Dat
April 5, 2020, 11:04am
1
Hi
I have this problem when load recipes into caret:: train
There something wrong with the NA imputation, but I don't know how to fix it. If I remove the cross validation everything work fine.
Thanks in advance,
library(caret)
library(tidyverse)
library(rsample)
library(moments)
library(visdat)
library(recipes)
data(airquality)
set.seed(33)
air_split <- initial_split(airquality, prop = 0.7)
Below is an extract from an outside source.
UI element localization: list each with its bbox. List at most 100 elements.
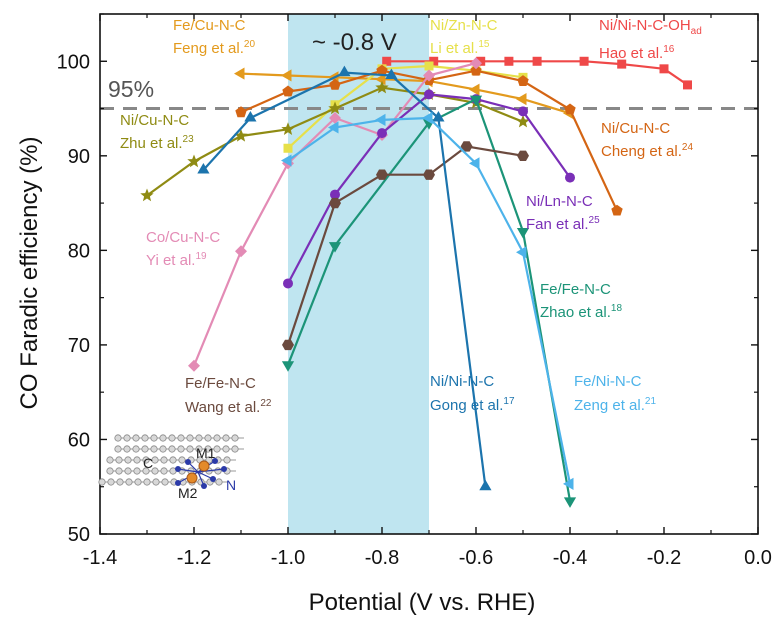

air_train <- training(air_split)
air_test <- testing(air_split)
# Feature engineering - final recipe
air_recipe <- recipe(Ozone ~ ., data = air_train) %>%
step_zv(all_predictors()) %>%
step_nzv(all_predictors()) %>%
step_knnimpute(all_numeric(), neighbors = 6) %>%
step_log(Ozone, Wind) %>%
step_other(Day, threshold = 0.01, other = "other") %>%
step_dummy(all_nominal(), -all_outcomes())
# Validation
cv5 <- trainControl( method = "repeatedcv",
number = 5,
repeats = 5, allowParallel = TRUE)
# Fit an lm model
set.seed(12)
lm_fit <- train(
air_recipe,
data = air_train,
method = "lm",
trControl = cv5,
metric = "RMSE")
Error message
Error in quantile.default(y, probs = seq(0, 1, length = cuts)) : missing values and NaN's not allowed if 'na.rm' is FALSE
R.version
_
platform x86_64-apple-darwin15.6.0
arch x86_64
os darwin15.6.0
system x86_64, darwin15.6.0
status
major 3
minor 6.1
year 2019
month 07
day 05
svn rev 76782
language R
version.string R version 3.6.1 (2019-07-05)
nickname Action of the Toes
It seems the step_knnimpute() function does not work well. My suggestion is to use the missForest() function to deal with the missing values.
library(moments)
library(visdat)
library(recipes)
library(caret)
library(missForest)
data(airquality)
set.seed(33)
# Replacing the missing values with missForest() function
imputation_result <- missForest(airquality, verbose = TRUE )
# new data without missing values
air_quality_2 <- imputation_result$ximp
# check if there is still missing values in the data
skimr::skim(air_quality_2 )
air_split <- initial_split(air_quality_2 , prop = 0.7)
air_train <- training(air_split)
air_test <- testing(air_split)
# Feature engineering - final recipe
air_recipe <- recipe(Ozone ~ ., data = air_train) %>%
# step_knnimpute(all_numeric(), neighbors = 6) %>%
step_log(Ozone, Wind) %>%
step_other(Day, threshold = 0.01, other = "other") %>%
step_dummy(all_nominal(), -all_outcomes())%>%
step_zv(all_predictors()) %>%
step_nzv(all_predictors())
# Validation
cv5 <- trainControl( method = "repeatedcv",
number = 5,
repeats = 5, allowParallel = TRUE)
# Fit an lm model
set.seed(12)
lm_fit <- train(
air_recipe,
data = air_train,
method = "lm",
trControl = cv5,
metric = "RMSE")
lm_fit
2 Likes
Hi, and welcome!
Please see the FAQ: What's a reproducible example (`reprex`) and how do I do one? Using a reprex, complete with representative data will attract quicker and more answers. It's much easier to cut and paste a single block.
If @Abderrahim 's suggestion of an alternative toolkit is an obstacle, you may (haven't checked it) be able to correct by taking all_numeric()
from step_knnimpute
and using it as an argument to recipe
recipe(Ozone ~ all_numeric() ... )
This is untested by me, just something suggested by the documentation for all_numeric
1 Like
Dat
April 6, 2020, 8:06am
4
Thanks @Abderrahim for your help
Dat
April 6, 2020, 8:07am
5
Thanks @technocrat for your suggestion & idea
1 Like
system
Closed
April 13, 2020, 8:07am
6
This topic was automatically closed 7 days after the last reply. New replies are no longer allowed.